Ахутин А. В.
Точность наук и строгость философии.
Ничто не забывается так быстро и прочно, как то, что порою удавалось уяснить философии. Ничего нового я сказать не имею, в лучшем случае, − припомнить.
1. Специалисты в науках, именуемых точными, не находя нужной точности в философских домыслах, считают их спекулятивными: точное (и частное) знание заменяется-де здесь общими умствованиями. Правда, латинское speculatio просто перевод греческой theoria, а точность точных наук коренится в их теоретичности, (в том, чем геометрия, например, отличается от землемерия), но не в словах ведь дело. Дело в том, что философия вообще не наука, ни точная, ни гадательная. Хотя это вовсе не значит, что она не имеет отношения к проблеме точного знания. Напротив, − имеет и самое прямое: именно точность точного знания и есть ее проблема. На вратах в Академию философии по сей день различима надпись: «Негеометр да не войдет!», но войдя в эти врата, «геометр» будет заниматься не геометрией. Науки, которые мы, недолго думая, считаем точными, точны и успешны, пока о самой точности думают не долго. Стоит, однако, вдуматься, «спекулятивно» (нет точной науки о точности) всмотреться в то, что делает знание точным, как тут открываются апории, антиномии, парадоксы, т. е. невозможность точности именно там, где она должна находиться. Только в идеально точной геометрии открывается несоизмеримость, только предельно точное (квантовое) измерение делает неопределенным измеряемое. Парадокс, в частности, и такой: точные науки работают, пока приблизительны, озаботившись же своей точностью, работать перестают, а впадают в философские спекуляции.

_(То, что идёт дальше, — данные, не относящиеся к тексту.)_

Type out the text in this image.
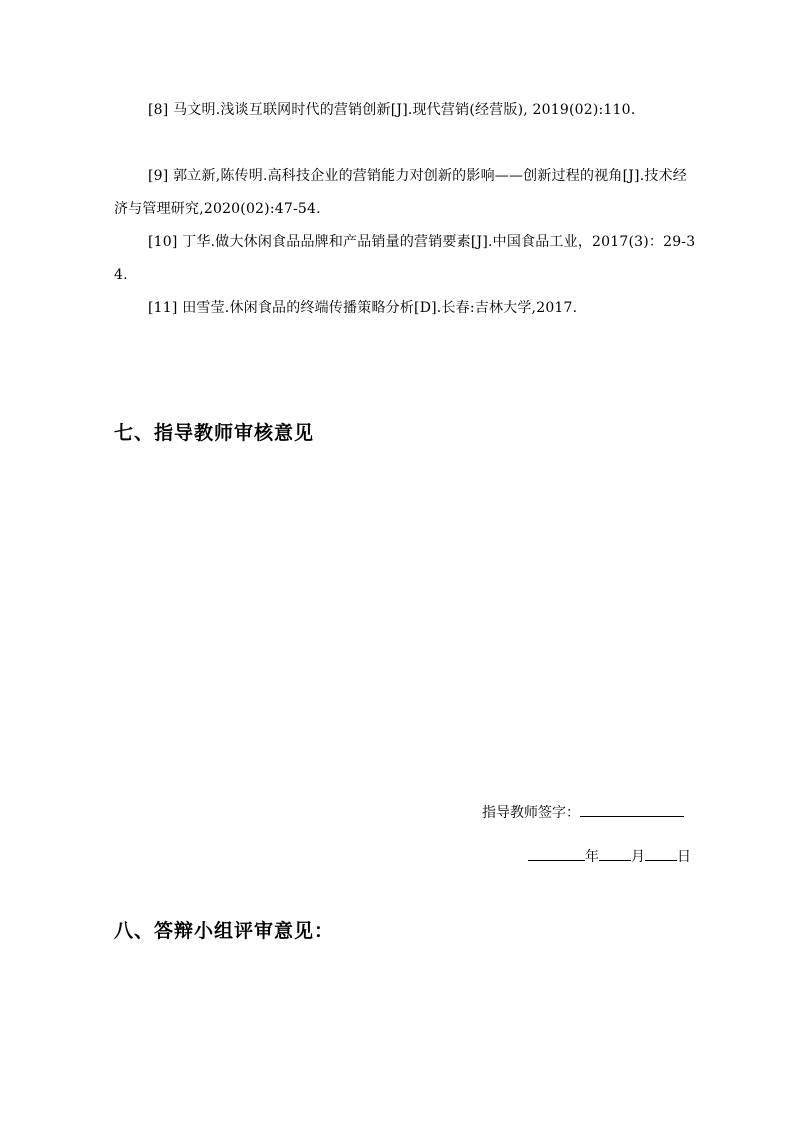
[8] 马文明.浅谈互联网时代的营销创新[J].现代营销(经营版), 2019(02):110.
[9] 郭立新,陈传明.高科技企业的营销能力对创新的影响——创新过程的视角[J].技术经济与管理研究,2020(02):47-54.
[10] 丁华.做大休闲食品品牌和产品销量的营销要素[J].中国食品工业，2017(3)：29-34.
[11] 田雪莹.休闲食品的终端传播策略分析[D].长春:吉林大学,2017.
七、指导教师审核意见
指导教师签字：
年 月 日
八、答辩小组评审意见：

Спекулятивная сосредоточенность мысли на внутренних, логических (онто-логических) проблемах точности, т. е. на том, что делает знание знанием, придает мысли ту форму строгости, которая делает ее философской.
2. Именно вопрос о точности знания образует границу между точными науками и философией. Для Платона, чем точнее ремесло, тем ближе оно к философии.
Архитектура, например, точнее музыки. Музыка строит «созвучие не на размере, но на упражнении слуха», строительное же искусство пользуется мерами и орудиями, вроде наугольников и отвеса. Впрочем, чистая гармония («гамма») также определяется мерами: отношениями чисел. Все определяется в своем собственном бытии вместе с пределами-мерами, выражаемыми в отношениях чисел (Филеб. 26d). Искусство арифметики, в свою очередь, делится на «прикладное» − тех, кто что-либо подсчитывает, и «теоретическое» − тех, кто занимается самими числами. Вот это «искусство» и есть «искусство философствующих (τῶν φιλοσοφούντων)» (Филеб. 55е-56b; ср. там же, 51e; RP. 522bc). Предмет «нашего» − философского − исследования «искусство, рассматривающее то, что ясно, точно и наиболее истинно (τὸ σαφὲς καὶ τἀκριβὲς καὶ τὸ ἀληθέστατον)» (Ibid. 58с). Философски «наиболее истинное» (τὸ ἀληθέστατον) усматривается так, как если бы оно было и «наиболее точным» (ὡς οἷόν τε ἀκριβέστατα) (RP. 484d). Внимание, сосредоточенное на «устойчивом, чистом, истинном», на «тождественном себе» − и в этом смысле точном, − есть «мысль о существенно сущем (περὶ τὸ ὂν ὄντως ἐννοίαις)», т.